Al die wezens nu: bergen, bomen, bronnen, stenen, vuur, enzovoort enzovoort, kunnen dragers van macht zijn – dan worden zij dus tot heilige bomen, bergen, stenen, plaatsen, tijden, personen teksten enzovoort. Dat zij dragers van macht zijn komt daarin tot uitdrukking, dat er bij, met of door hen buitengewone dingen gebeuren, heuglijke, maar net zo goed catastrofale dingen – het heilige is niet in de laatste plaats gevaarlijk.

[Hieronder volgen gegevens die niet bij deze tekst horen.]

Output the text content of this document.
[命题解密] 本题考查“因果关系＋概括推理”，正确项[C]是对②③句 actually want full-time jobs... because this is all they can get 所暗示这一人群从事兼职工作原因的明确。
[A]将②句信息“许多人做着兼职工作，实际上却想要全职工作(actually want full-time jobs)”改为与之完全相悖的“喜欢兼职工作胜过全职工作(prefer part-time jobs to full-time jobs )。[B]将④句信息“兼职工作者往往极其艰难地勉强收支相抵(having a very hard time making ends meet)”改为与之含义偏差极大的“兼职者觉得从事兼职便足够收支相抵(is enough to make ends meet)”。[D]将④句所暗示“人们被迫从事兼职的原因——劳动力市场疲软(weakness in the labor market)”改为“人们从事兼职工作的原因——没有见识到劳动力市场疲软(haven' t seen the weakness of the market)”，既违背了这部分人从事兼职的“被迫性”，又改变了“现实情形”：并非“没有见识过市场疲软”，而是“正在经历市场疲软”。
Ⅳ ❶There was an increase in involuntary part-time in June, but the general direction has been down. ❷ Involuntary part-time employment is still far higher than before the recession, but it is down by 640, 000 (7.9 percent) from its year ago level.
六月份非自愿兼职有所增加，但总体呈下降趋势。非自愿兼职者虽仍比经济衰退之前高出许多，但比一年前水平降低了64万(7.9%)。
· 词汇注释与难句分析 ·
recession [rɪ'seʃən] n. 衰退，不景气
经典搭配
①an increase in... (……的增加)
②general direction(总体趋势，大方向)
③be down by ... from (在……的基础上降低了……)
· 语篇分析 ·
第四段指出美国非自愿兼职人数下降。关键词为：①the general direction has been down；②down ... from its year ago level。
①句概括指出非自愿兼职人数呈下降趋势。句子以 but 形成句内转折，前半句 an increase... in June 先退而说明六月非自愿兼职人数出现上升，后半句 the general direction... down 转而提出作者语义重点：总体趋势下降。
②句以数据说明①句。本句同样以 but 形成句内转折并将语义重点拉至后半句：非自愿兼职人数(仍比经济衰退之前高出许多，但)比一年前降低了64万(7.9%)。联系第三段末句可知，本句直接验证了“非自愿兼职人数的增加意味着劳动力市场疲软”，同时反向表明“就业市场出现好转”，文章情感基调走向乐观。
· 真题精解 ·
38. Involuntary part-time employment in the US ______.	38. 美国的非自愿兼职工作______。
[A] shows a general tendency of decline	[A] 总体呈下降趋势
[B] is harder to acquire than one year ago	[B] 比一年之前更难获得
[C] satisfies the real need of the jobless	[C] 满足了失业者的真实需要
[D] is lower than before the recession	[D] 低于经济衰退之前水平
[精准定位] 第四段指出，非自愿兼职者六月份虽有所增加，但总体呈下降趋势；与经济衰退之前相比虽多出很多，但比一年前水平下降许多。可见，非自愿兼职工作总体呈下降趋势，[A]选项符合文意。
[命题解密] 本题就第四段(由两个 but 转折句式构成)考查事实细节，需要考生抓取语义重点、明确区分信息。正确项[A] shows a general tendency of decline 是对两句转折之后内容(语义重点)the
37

Zo kan Van der Leeuw zeggen dat het verschrikkelijke en onmenselijke het heilige vaak beter uitdrukt dan schone kunstwerken, waarin het zogezegd gedomesticeerd en getemd wordt.
Cultus en sacramenten
Het behoeft nauwelijks betoog dat in dit religieuze perspectief het menselijk bestaan in het teken staat van een goede omgang met de macht. Het gedijt immers bij de gratie van de zegenrijke werking van die macht en poogt zich te beveiligen tegen de schadelijke invloeden ervan. Dat gebeurt in de cultus, door Van der Leeuw aangeduid als ‘Sich-vor-die-Macht-Hinstellen’ [9]. De cultus is met andere woorden de plaats waar de geordende, gestileerde ontmoeting en omgang met het heilige plaats vindt. En overal waar het zich manifesteert geeft dat onmiddellijk aanleiding tot ‘cultusachtig’ handelen. In die cultus, die Van der Leeuw ook omschrijft als ‘plaats vinden van het heilige’, hebben ook de sacramenten hun plaats. Of beter: de cultus is het geheel van sacramentele handelingen. Slechts via die sacramenten kan contact met het heilige gemaakt worden; zij vormen de brug tussen onze ‘gewone’ wereld en de ‘totaal andere’ werkelijkheid van het heilige, zij drukken het heilige uit en verwijzen ernaar. Van der Leeuw plaatst op die manier de sacramenten in het middelpunt van het religieuze leven. Zij fungeren zoals gezegd als de onmisbare bemiddelende factor tussen het heilige en ons, van een directe betrekking tot het heilige buiten de sacramenten om kan geen sprake zijn. Dat geldt met name ook voor de kennis ervan: ook die verloopt alleen via sacramentele handelingen. Op dat punt is bij Van der Leeuw een verandering van inzicht te constateren. Terwijl hij in zijn vroegere jaren een directe Godservaring en -kennis mogelijk acht (God is hier één van de gestalten die het heilige aanneemt, en wel een late: ‘God is een laatkomer in de godsdienstgeschiedenis’ [10]), erkent hij later nog slechts een indirecte Godskennis, via de sacramenten.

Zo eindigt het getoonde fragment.